Словно услышав нечто невероятно комичное, Робби заливается громким смехом, и все глаза устремляются на него.
Надо сказать, что уже одна его одежда невольно привлекает взгляд. Светло-зелёные брюки, небесной голубизны сорочка и оранжевая косынка на шее делают его, без сомнения, самой живописной фигурой в салоне. А в его мимике, особенно когда он веселится, есть какие-то элементы пароксизма, что тоже приковывает к нему внимание. Он не просто смеётся. Он весь извивается и трясётся в кресле, сплетая между собой свои нескончаемо длинные ноги и сжимая точёными тонкими пальцами щёки, словно боится, что голова не выдержит такого неистового веселья и разлетится на части. Он не в состоянии выговорить ни слова, так сотрясают его прерывистые толчки звенящего на высоких, пронзительных нотах смеха, хотя время от времени он и пытается их унять, прикладывая, точно школьница, ко рту ладошку. Однако, когда ему наконец удаётся вновь обрести голос, он выражает свои мысли вполне серьёзно.
– Полноте, Блаватский,– говорит он, и в его быстрых глазах после долгого смеха сверкают слёзы.– Вы ведь умный человек. Как вы можете говорить подобные вещи! Значит, вы его не слушали? Для индуса, являющегося буддистом, жизнь представляет собой абсолютно неприемлемую штуку. Вы понимаете, Блаватский?
Не-при-ем-ле-мую. Покидая самолёт – вы слышали это, как и я,– он навсегда вышел из
колеса времени, к которому здесь мы все прикованы. Совершенно очевидно,– очевидно даже для ребёнка! – что индус покинул мир, в котором мы с вами живём, и что мы никогда уже больше его не увидим! Ни его, ни кожаной сумки!
– Зачем же в таком случае он её утащил? – рычит Христопулос.
– Разумеется, не ради собственного обогащения,– говорит Робби.– А ради того, чтобы нас всего лишить!
– Именно это я и говорил! – скорбно отзывается Христопулос.– Он в самом деле всего нас лишил!
– Простите,– с холодной учтивостью говорит Робби, пристально глядя на грека,– но я думаю, что, говоря «всего нас лишил», мы с вами вкладываем в эти слова разный смысл.

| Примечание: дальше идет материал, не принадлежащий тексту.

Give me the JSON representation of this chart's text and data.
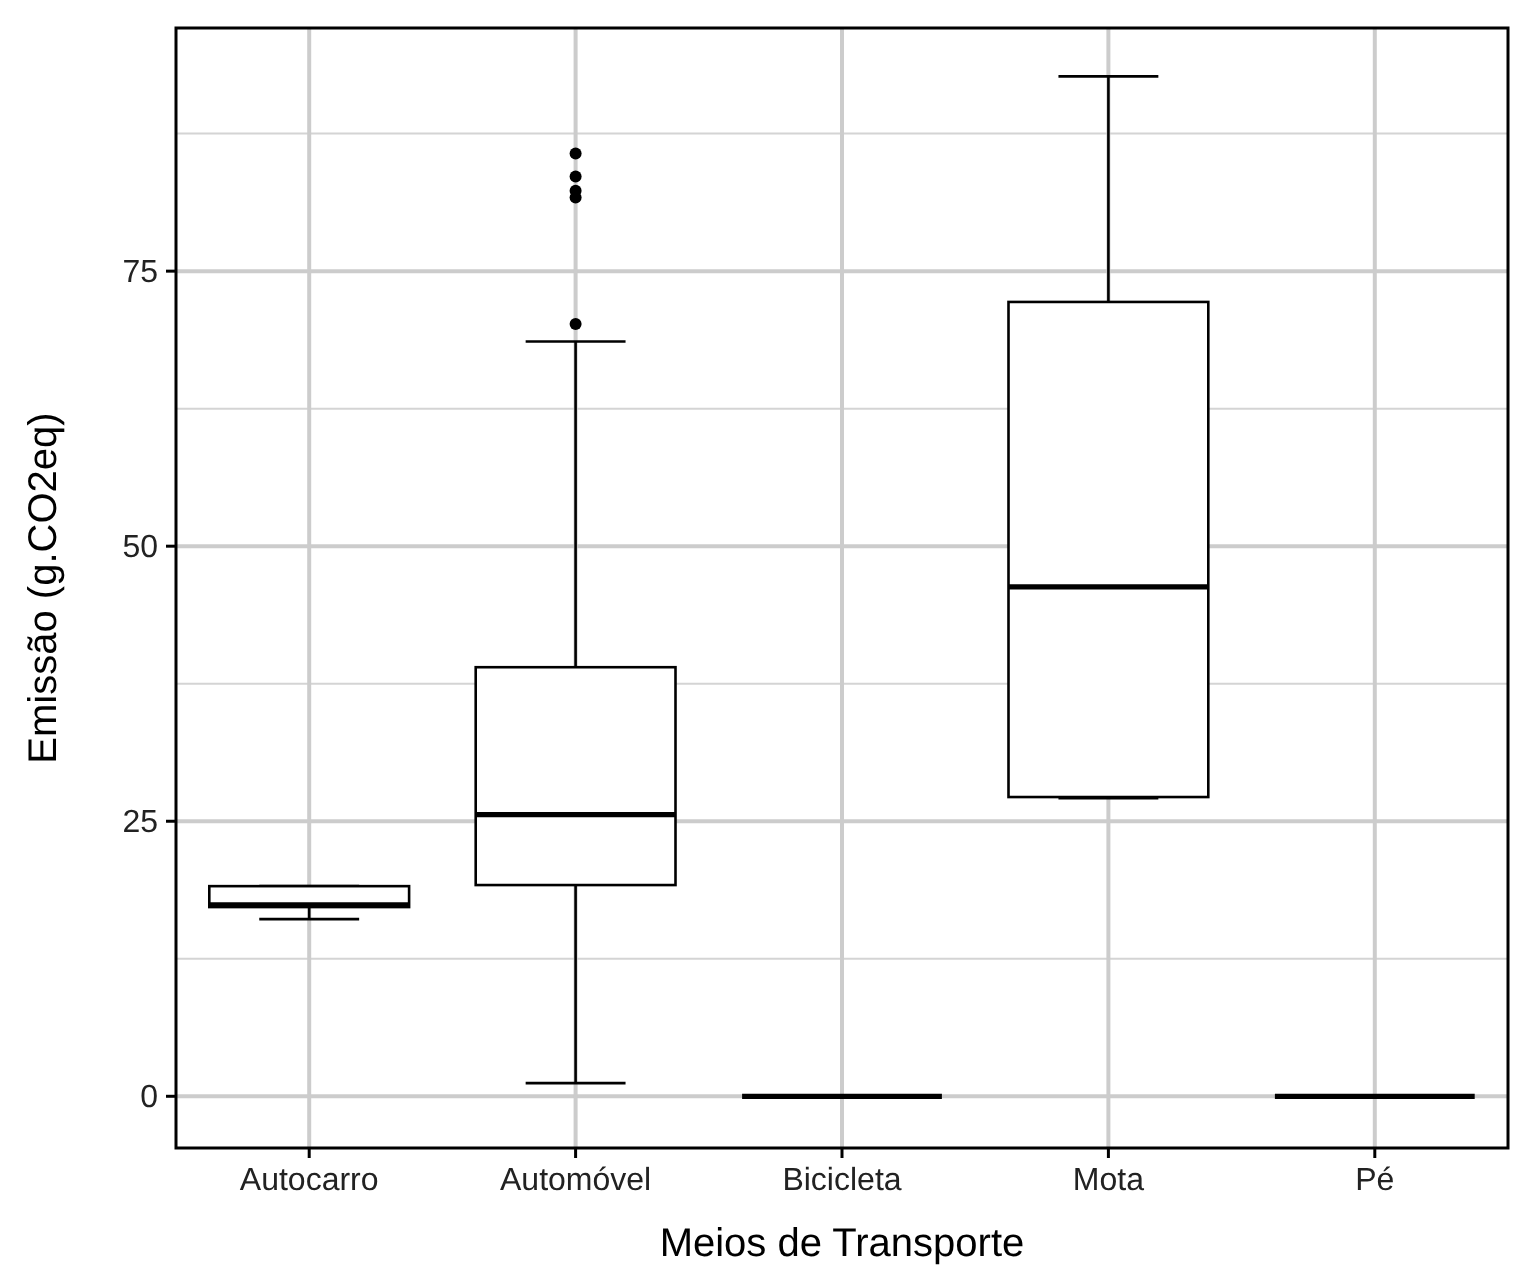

Все молчат, и тогда Блаватский, воздев руки вверх, с горячностью восклицает:
–
Колесо времени! Не хотите ли вы мне сказать, что принимаете всерьёз всю эту…
Полагаю, что он собирался произнести слово, которое, естественно, первым пришло ему на ум, но его удержало, должно быть, присутствие viudas, потому что он говорит только: «чепуху», и это слово кажется слабым, принимая во внимание ярость его протеста. Впрочем, судя по ропоту одобрения, этот протест встречен пассажирами почти с полным единодушием. Толкование, предложенное Робби, похоже, не получает поддержки ни у кого, кроме меня (я поддерживаю его потому, что оно полностью оправдывает бортпроводницу).
Уж на этот счёт я совершенно спокоен. Если смотреть на вещи непредвзято (что для меня почти невозможно, особенно с тех пор, как я сел возле неё), бортпроводница, конечно, могла дать повод для подозрений – своим молчанием, двусмысленностью своего поведения, странностью некоторых своих ответов. Но, честно говоря, на неё накинулись так же, как люди накидываются на налогового чиновника, обвиняя его в том, что им приходится платить чересчур большие налоги,– обвинение предъявляют не ей, а тому, кто за нею стоит. Ведь никто в самолёте не верит всерьёз в её виновность. Даже Блаватский. Для него «сообщничество» бортпроводницы – сама бортпроводница очень точно это угадала – явилось лишь соблазнительной гипотезой, которая позволила ему снова вернуться к привычным для него категориям, и в то же время почти безнадёжной попыткой объяснить необъяснимое.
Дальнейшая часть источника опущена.